# Feather Flyers on rotary machine



## gamberc (Mar 10, 2008)

has anyone ever tried feather flyers on a rotary machine... hows it work it looks like with time they would just fall apart...how do they hold up and most importantly how do they look. I like the way they look on ground but if you could incorprate those to a rotary machine man those would look sick!


----------



## WLDuckBuster (Dec 16, 2008)

1/2 Piece of EMT with the flyer piece in both ends or wrap elec. Tape around the flyer arm (I have the Sillo one) and put the EMT on that.
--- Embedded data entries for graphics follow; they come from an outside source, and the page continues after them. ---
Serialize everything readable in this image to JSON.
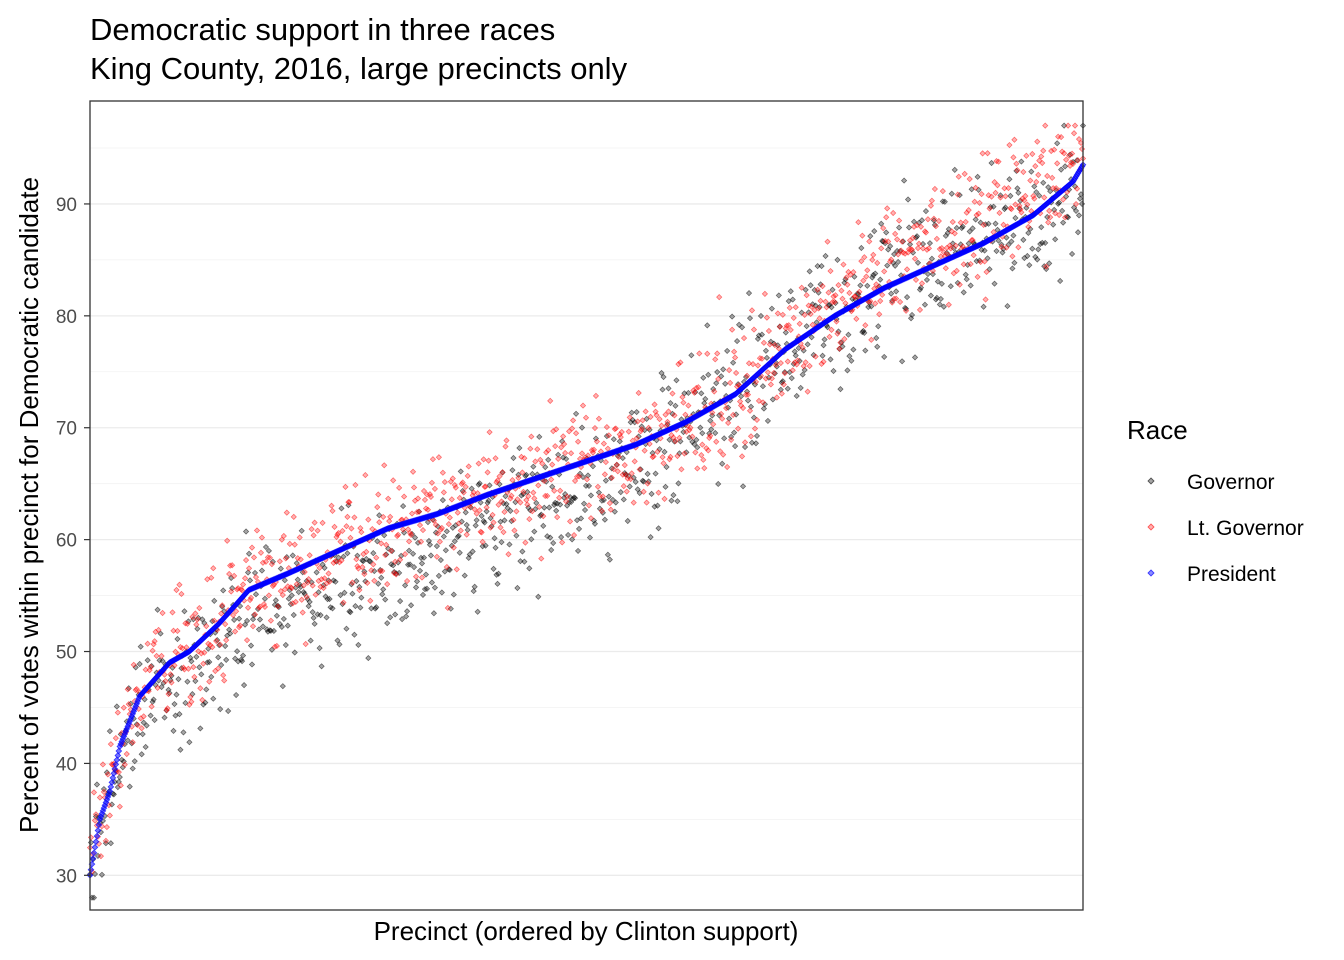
{
  "chart_data": {
    "type": "scatter",
    "title": "Democratic support in three races",
    "subtitle": "King County, 2016, large precincts only",
    "xlabel": "Precinct (ordered by Clinton support)",
    "ylabel": "Percent of votes within precinct for Democratic candidate",
    "xlim": [
      0,
      1
    ],
    "ylim": [
      26.9,
      99.2
    ],
    "y_ticks": [
      30,
      40,
      50,
      60,
      70,
      80,
      90
    ],
    "x_ticks": [],
    "grid": "horizontal",
    "legend": {
      "title": "Race",
      "placement": "right",
      "entries": [
        "Governor",
        "Lt. Governor",
        "President"
      ]
    },
    "series": [
      {
        "name": "President",
        "color": "#0000FF",
        "x_range": [
          0,
          1
        ],
        "curve": [
          [
            0.0,
            30.0
          ],
          [
            0.01,
            35.0
          ],
          [
            0.02,
            37.5
          ],
          [
            0.03,
            41.5
          ],
          [
            0.05,
            46.0
          ],
          [
            0.08,
            49.0
          ],
          [
            0.1,
            50.0
          ],
          [
            0.13,
            52.5
          ],
          [
            0.16,
            55.5
          ],
          [
            0.2,
            57.0
          ],
          [
            0.25,
            59.0
          ],
          [
            0.3,
            61.0
          ],
          [
            0.35,
            62.3
          ],
          [
            0.4,
            64.0
          ],
          [
            0.45,
            65.5
          ],
          [
            0.5,
            67.0
          ],
          [
            0.55,
            68.5
          ],
          [
            0.6,
            70.5
          ],
          [
            0.65,
            73.0
          ],
          [
            0.7,
            77.0
          ],
          [
            0.75,
            80.0
          ],
          [
            0.8,
            82.5
          ],
          [
            0.85,
            84.5
          ],
          [
            0.9,
            86.5
          ],
          [
            0.95,
            89.0
          ],
          [
            0.99,
            92.0
          ],
          [
            1.0,
            93.5
          ]
        ]
      },
      {
        "name": "Lt. Governor",
        "color": "#FF0000",
        "offset_vs_president": [
          [
            0.0,
            0.5
          ],
          [
            0.3,
            0.0
          ],
          [
            0.5,
            -0.3
          ],
          [
            0.7,
            0.3
          ],
          [
            0.85,
            2.5
          ],
          [
            1.0,
            2.0
          ]
        ],
        "spread": 2.7
      },
      {
        "name": "Governor",
        "color": "#000000",
        "offset_vs_president": [
          [
            0.0,
            0.0
          ],
          [
            0.2,
            -3.0
          ],
          [
            0.35,
            -3.5
          ],
          [
            0.5,
            -2.5
          ],
          [
            0.65,
            0.0
          ],
          [
            0.8,
            0.5
          ],
          [
            0.9,
            0.3
          ],
          [
            1.0,
            -2.0
          ]
        ],
        "spread": 3.0
      }
    ],
    "points_per_series": 1000
  }
}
Looks good but i still like the sillo flyers


----------



## flight cancled (Aug 28, 2007)

low wind days = sillosock fliers, but on those high wind days without a doubt the feather fliers look good!


----------



## KEN W (Feb 22, 2002)

flight cancled said:


> low wind days = sillosock fliers, but on those high wind days without a doubt the feather fliers look good!


What difference does it make if you use feather flyers or sillosocks when useing a rotery machine?Isn't it supposed to be for no wind days?


----------



## gamberc (Mar 10, 2008)

yea thanks guys for your answers but i wasnt asking what type of flyer i should get i was just wondering if anyone used feather fliers on rotary machine


----------



## WhiteRockDecoys (Dec 29, 2009)

Last year we experimented with 4 feather flyers on one vortex. I had a friend weld up some arms that would adapt to 4 SS flyers or 4 feather flyers. It worked ok but in the end we put the feather flyers on and left the power off the vortex. We determined it was more hassle that it was worth.


----------



## gamberc (Mar 10, 2008)

ok thanks man


----------